As described above, the data sampling link clock generator for teletext broadcasting according to the present invention can obtain a rotator sampling clock pulse that faithfully matches the timing of an edge portion such as a rising portion of a teletext signal with a relatively simple circuit configuration. There are advantages.

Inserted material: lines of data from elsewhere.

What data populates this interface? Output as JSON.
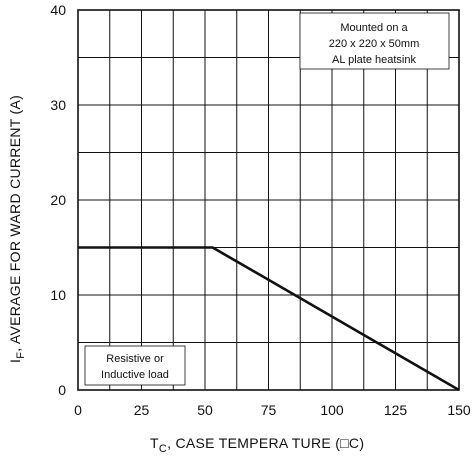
{
  "chart_data": {
    "type": "line",
    "xlabel": "T",
    "xlabel_subscript": "C",
    "xlabel_suffix": ", CASE   TEMPERA TURE  (□C)",
    "ylabel": "I",
    "ylabel_subscript": "F",
    "ylabel_suffix": ",  AVERAGE   FOR WARD  CURRENT   (A)",
    "xlim": [
      0,
      150
    ],
    "ylim": [
      0,
      40
    ],
    "x_ticks": [
      "0",
      "25",
      "50",
      "75",
      "100",
      "125",
      "150"
    ],
    "y_ticks": [
      "0",
      "10",
      "20",
      "30",
      "40"
    ],
    "grid": true,
    "series": [
      {
        "x": [
          0,
          53,
          150
        ],
        "y": [
          15,
          15,
          0
        ]
      }
    ],
    "annotations": {
      "top_right": [
        "Mounted on a",
        "220 x 220 x 50mm",
        "AL plate heatsink"
      ],
      "bottom_left": [
        "Resistive  or",
        "Inductive load"
      ]
    }
  }
}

[Brief explanation of drawings]

Figure 1 is a waveform diagram of a television video signal, Figure 2 is a block circuit configuration diagram of a circuit that generates a sub-crotter pulse,
Figure 3 is a timing chart, Figure 4 is a waveform diagram showing the relationship between teletext signals and subclock pulses, and Figure 5 is a block circuit diagram of a circuit that generates sampling clock pulses using subclock pulses. , FIG. 6 is a timing chart diagram of the AND circuit. 1 is a shaping circuit, 2 is an oscillation circuit, 3 is a phase shift circuit, 4 is a sub-clock pulse generation circuit, 7 is a data selector circuit, 8a to 8j are D flip-flop circuits, 9 is an AND circuit, and 10a to 10j are counters. 11 is an encoder circuit, and 12 is a latch circuit. Patent Applicant: Nippon Television Network Corporation Toshiba Corporation

Claims (1)

[Scope of Claims] 1. A device for generating a data sampling clock pulse synchronized with a teletext signal included in a television video signal, the device generating one of the teletext signals from a color burst signal in the video signal. A circuit that generates n sets of subclock pulses in which a pulse whose period is divided into n equal parts (n is a positive integer) has different phases and each pulse appears during one cycle, and these subclock pulses. and a teletext signal, and a circuit for detecting a match with an edge portion of the teletext signal for each sub-clock pulse, and a circuit for selecting the matched sub-clock pulse as a requestable data sampling clock pulse. A data sampling clock generator for teletext broadcasting, characterized in that: 2. The teletext data sampling clock generator according to claim 1, wherein the selected sub-clock pulse has the highest degree of coincidence with the teletext signal within a predetermined period. 3. The teletext data sampling clock generator according to claim 1, wherein the integer n is 10.